Hoy sabemos con certeza que la Tierra gira, como ha hecho siempre, alrededor
del Sol, aunque la Iglesia haya condenado a Giordano Bruno a la hoguera por
proclamarlo y afirmar que nuestro mundo no era el centro del Universo. Bruno murió
porque no se retractó como hizo, años más tarde, Galileo Galilei (“Eppur si
muove”) para salvar la vida.
Los herejes son los discrepantes con lo asumido ciegamente. Son
rebeldes con lo dado, evidencian las contradicciones de lo que se nos ofrece
como verdad.
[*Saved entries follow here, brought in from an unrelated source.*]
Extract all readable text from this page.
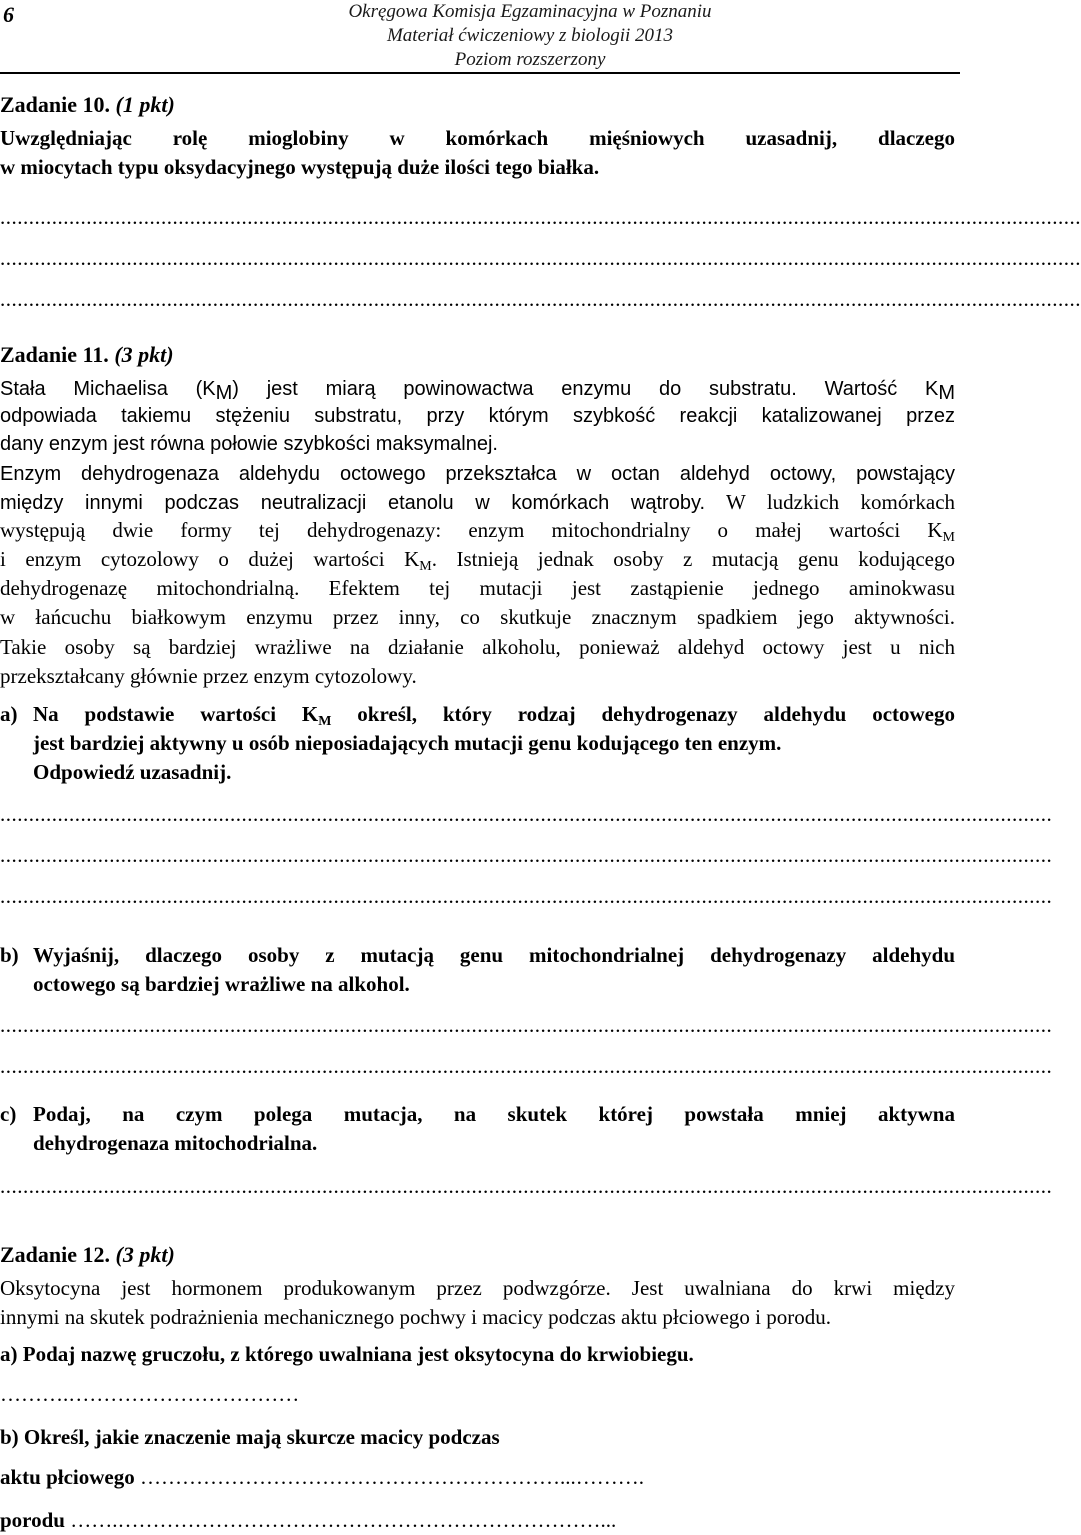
6	Okręgowa Komisja Egzaminacyjna w Poznaniu
Materiał ćwiczeniowy z biologii 2013
Poziom rozszerzony
Zadanie 10. (1 pkt)
Uwzględniając rolę mioglobiny w komórkach mięśniowych uzasadnij, dlaczego
w miocytach typu oksydacyjnego występują duże ilości tego białka.
............................................................................................................................................................................................
............................................................................................................................................................................................
............................................................................................................................................................................................
Zadanie 11. (3 pkt)
Stała Michaelisa $(K_M)$ jest miarą powinowactwa enzymu do substratu. Wartość $K_M$
odpowiada takiemu stężeniu substratu, przy którym szybkość reakcji katalizowanej przez
dany enzym jest równa połowie szybkości maksymalnej.
Enzym dehydrogenaza aldehydu octowego przekształca w octan aldehyd octowy, powstający
między innymi podczas neutralizacji etanolu w komórkach wątroby. W ludzkich komórkach
występują dwie formy tej dehydrogenazy: enzym mitochondrialny o małej wartości $K_M$
i enzym cytozolowy o dużej wartości $K_M$. Istnieją jednak osoby z mutacją genu kodującego
dehydrogenazę mitochondrialną. Efektem tej mutacji jest zastąpienie jednego aminokwasu
w łańcuchu białkowym enzymu przez inny, co skutkuje znacznym spadkiem jego aktywności.
Takie osoby są bardziej wrażliwe na działanie alkoholu, ponieważ aldehyd octowy jest u nich
przekształcany głównie przez enzym cytozolowy.
a) Na podstawie wartości $K_M$ określ, który rodzaj dehydrogenazy aldehydu octowego
jest bardziej aktywny u osób nieposiadających mutacji genu kodującego ten enzym.
Odpowiedź uzasadnij.
.......................................................................................................................................................................................
.......................................................................................................................................................................................
.......................................................................................................................................................................................
b) Wyjaśnij, dlaczego osoby z mutacją genu mitochondrialnej dehydrogenazy aldehydu
octowego są bardziej wrażliwe na alkohol.
.......................................................................................................................................................................................
.......................................................................................................................................................................................
c) Podaj, na czym polega mutacja, na skutek której powstała mniej aktywna
dehydrogenaza mitochodrialna.
.......................................................................................................................................................................................
Zadanie 12. (3 pkt)
Oksytocyna jest hormonem produkowanym przez podwzgórze. Jest uwalniana do krwi między
innymi na skutek podrażnienia mechanicznego pochwy i macicy podczas aktu płciowego i porodu.
a) Podaj nazwę gruczołu, z którego uwalniana jest oksytocyna do krwiobiegu.
……….……………………………
b) Określ, jakie znaczenie mają skurcze macicy podczas
aktu płciowego ……………………………………………………...……….
porodu …….……………………………………………………………...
Son, en suma, los que hacen mejorar nuestros conocimientos con sus
dudas y amplían nuestras visiones de la realidad. En absoluto representan un
peligro, sino una oportunidad para repensarlo todo, para avanzar. Y hoy, en que
estamos sometidos a la dictadura del pensamiento único y con el temor de
expresar lo políticamente incorrecto, la presencia de herejes, en el más amplio
de los sentidos, es más necesaria que nunca. En medio de la confusión que nos
provoca la sobreinformación continua, los bulos malintencionados y las mentiras
bien construidas, el pensamiento herético sirve de guía para iluminarnos y
aclararnos las ideas, ayudándonos a ser críticos y desconfiados. A pensar,
investigar y no dar nada por sentado.
Antonio Pau, un curioso jurista y escritor, acaba de
publicar un interesante librito titulado Herejes (Editorial
Trotta, 2020), en el que reseña las breves biografías de veintidós de ellos,
junto a las ideas que mantuvieron y que provocaron sus condenas. Desde Marción de
Sínope hasta Miguel Servet, pasando por Valentín el Gnóstico y el Maestro
Eckhart, descubrimos los rasgos esenciales de esas personas que se alejaron de
la ortodoxia por ser fieles a lo que pensaban con honradez y con el mejor de
los propósitos: aproximarse racionalmente a la verdad. Conociendo sus vidas,
nos percatamos que no era recomendable ser un hereje. Incluso hoy seguimos
considerando a quien se aparta de lo establecido como un excéntrico que quiere
distinguirse estando disconforme con todo. El prejuicio con el hereje se
mantiene intacto, lo que hace aumentar mi admiración y simpatía por él.